Title: Law Abiding Citizen
Starring: Jamie Foxx, Gerard Butler, Colm Meaney, Bruce McGill
Director: F. Gary Gray
Written by: Kurt Wimmer
Released: Alliance Film (2009)
Genre: Thriller

Have we as movie-goers over-estimated Gerard Butler as an actor? Or has Gerard Butler as an actor over-estimated his agent as someone who can provide him with quality film roles?

The litany of dismal films starring Gerard Butler in the last year alone is quite something to behold. After 300, he was a muscly darling. Now, after The Ugly Truth, Gamer, Law Abiding Citizen, and I think another movie my brain has been kind enough to wipe from memory, I dare say he's trying to overtake Sandra Bullock in the What-A-Waste Department.

Law Abiding Citizen is the kind of thriller that would have starred Harrison Ford and Kevin Spacey ten years ago. But I think the movie is even too pat and pretentious for either of those actors to consider it on their worst day.

Imagine you're a doting father who is forced to watch, while bound and gagged, the murder of your wife and daughter. Heart-wrenching stuff. It's enough to drive a man insane, which it essentially does to Clyde (Gerard Butler), especially when the A.D.A. Nick Rice (Jamie Foxx) cuts a deal with one of the murderers to testify against the other. It's okay though, because as you imagine you've gone insane as a grieving widower, you're also a genius with a history of working on spy technology with the government. How nifty. But you need ten years to plot your ludicrously elaborate and convoluted plot to exact revenge on the killers and those in the system that denied your family justice.

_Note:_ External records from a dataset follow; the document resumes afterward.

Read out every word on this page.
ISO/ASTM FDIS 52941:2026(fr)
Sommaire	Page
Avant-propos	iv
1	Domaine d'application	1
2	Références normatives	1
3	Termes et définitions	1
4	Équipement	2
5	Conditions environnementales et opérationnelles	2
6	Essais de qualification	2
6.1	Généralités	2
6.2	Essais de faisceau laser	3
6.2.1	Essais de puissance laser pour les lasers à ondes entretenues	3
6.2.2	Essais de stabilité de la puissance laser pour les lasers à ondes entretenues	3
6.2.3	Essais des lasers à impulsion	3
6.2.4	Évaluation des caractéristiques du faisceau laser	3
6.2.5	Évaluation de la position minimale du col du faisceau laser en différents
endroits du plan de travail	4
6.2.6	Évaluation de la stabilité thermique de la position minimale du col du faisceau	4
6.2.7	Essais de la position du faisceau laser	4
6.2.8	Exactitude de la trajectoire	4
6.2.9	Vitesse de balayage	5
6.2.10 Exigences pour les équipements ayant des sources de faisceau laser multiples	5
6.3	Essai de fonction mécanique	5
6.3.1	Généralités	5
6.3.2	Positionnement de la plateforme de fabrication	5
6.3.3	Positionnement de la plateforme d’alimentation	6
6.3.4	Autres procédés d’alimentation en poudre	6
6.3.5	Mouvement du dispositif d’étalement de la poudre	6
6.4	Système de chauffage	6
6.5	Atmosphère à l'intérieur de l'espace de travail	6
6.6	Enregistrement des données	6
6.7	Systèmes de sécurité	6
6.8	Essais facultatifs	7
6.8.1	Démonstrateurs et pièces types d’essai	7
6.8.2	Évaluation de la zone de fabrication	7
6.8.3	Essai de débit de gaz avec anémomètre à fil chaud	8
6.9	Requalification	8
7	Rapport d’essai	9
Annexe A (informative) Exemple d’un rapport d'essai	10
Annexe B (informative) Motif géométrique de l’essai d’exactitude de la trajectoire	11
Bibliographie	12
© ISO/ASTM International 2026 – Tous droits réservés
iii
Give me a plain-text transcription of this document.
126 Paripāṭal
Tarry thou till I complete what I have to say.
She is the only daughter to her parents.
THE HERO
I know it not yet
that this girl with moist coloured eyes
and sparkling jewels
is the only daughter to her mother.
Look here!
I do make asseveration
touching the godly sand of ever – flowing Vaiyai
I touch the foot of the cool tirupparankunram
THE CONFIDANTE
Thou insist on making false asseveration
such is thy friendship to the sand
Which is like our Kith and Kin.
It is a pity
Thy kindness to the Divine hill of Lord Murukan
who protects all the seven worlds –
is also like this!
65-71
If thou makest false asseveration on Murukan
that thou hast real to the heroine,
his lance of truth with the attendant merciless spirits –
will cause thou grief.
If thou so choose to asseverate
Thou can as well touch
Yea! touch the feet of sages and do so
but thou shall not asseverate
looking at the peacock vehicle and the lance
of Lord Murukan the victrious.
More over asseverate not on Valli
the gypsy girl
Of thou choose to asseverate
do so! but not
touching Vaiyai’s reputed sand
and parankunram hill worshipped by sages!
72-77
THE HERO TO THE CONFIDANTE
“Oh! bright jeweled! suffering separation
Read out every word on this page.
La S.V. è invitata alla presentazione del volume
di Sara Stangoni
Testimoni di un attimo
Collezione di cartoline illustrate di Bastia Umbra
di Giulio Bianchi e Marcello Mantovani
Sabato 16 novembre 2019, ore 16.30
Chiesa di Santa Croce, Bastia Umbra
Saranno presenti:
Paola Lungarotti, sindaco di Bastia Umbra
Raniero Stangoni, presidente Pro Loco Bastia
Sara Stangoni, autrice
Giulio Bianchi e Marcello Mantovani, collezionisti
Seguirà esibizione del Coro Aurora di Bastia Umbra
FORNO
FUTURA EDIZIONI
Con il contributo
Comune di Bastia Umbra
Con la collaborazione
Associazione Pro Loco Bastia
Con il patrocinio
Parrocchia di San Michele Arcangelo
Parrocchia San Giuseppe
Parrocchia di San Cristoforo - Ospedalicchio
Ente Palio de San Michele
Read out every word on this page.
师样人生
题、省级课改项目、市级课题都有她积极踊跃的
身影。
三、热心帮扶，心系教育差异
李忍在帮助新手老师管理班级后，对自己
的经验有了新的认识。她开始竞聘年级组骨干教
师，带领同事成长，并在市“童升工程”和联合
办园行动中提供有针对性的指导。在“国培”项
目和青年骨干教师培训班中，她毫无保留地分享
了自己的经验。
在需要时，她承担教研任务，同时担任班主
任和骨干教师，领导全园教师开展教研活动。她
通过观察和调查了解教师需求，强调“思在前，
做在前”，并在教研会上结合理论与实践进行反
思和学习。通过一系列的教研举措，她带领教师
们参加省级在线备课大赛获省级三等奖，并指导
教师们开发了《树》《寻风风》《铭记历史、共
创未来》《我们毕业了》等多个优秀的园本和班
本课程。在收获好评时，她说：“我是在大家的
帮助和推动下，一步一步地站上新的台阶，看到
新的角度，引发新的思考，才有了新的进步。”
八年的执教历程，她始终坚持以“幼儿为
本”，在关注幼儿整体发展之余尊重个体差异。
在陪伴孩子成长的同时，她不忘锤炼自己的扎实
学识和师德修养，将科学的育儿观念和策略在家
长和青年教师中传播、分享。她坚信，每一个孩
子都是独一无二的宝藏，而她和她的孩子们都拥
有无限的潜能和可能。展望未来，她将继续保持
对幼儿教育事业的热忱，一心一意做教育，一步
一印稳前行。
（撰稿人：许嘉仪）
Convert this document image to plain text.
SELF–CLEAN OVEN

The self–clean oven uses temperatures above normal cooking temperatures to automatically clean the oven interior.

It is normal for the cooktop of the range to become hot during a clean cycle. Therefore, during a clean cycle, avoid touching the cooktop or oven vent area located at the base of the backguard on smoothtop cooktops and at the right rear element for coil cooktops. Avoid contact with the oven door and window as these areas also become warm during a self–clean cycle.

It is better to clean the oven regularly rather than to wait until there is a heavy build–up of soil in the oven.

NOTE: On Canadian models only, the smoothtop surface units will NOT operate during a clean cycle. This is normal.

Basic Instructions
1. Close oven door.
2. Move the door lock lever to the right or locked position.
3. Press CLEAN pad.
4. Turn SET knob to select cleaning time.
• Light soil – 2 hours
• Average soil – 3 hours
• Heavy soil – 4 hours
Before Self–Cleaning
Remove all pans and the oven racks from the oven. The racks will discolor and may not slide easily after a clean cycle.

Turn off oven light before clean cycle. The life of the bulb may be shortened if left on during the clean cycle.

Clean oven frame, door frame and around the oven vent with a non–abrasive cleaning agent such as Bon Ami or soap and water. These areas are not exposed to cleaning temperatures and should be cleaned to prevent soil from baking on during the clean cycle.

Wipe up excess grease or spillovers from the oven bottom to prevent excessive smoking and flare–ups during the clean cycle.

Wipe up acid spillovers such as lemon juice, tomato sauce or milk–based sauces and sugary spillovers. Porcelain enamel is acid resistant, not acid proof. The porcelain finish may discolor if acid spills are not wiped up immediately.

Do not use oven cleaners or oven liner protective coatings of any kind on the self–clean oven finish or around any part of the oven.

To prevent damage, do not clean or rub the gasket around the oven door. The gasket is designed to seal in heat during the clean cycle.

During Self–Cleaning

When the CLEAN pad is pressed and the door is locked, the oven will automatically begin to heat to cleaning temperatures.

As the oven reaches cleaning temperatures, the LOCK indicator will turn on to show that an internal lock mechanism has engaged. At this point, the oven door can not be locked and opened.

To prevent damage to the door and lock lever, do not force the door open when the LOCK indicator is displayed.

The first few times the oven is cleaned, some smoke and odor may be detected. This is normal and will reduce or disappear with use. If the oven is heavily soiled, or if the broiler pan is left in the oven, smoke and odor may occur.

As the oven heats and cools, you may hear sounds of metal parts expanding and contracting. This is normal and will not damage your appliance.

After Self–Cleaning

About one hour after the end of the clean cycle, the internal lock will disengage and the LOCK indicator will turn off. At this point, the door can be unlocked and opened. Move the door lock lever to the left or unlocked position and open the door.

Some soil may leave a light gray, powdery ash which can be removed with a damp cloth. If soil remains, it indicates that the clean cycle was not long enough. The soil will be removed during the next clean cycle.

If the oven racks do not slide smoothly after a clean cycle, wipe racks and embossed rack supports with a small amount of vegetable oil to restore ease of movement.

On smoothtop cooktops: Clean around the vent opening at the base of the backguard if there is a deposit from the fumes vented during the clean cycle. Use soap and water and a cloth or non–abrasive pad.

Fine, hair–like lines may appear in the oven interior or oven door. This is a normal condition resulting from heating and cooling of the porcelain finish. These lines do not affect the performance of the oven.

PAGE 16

The machinations employed by Clyde are so tortuous, the most devious James Bond villain would shrug and say he was overdoing it.

But while Gerard Butler managed to inject a little bit of sympathy into his unbelievable character, Jamie Foxx fails to provide the least amount of likability as an overdriven and overambitious prosecutor. As the foil to Clyde's moral assertions towards the justice system, Nick is a failure because he appears to lack any real empathy. Despite being the one running around trying to save killers and judges and lawyers from being slaughtered in gruesome fashion, Nick felt like more of a villain--albeit an impotent one--than Clyde.

Between the plot and the characters, I found very little to like about this film. I don't think it's worth anyone's time to sit through it. I regret doing so myself. And from now on, I will be incredibly wary of any film that includes Gerard Butler in its cast.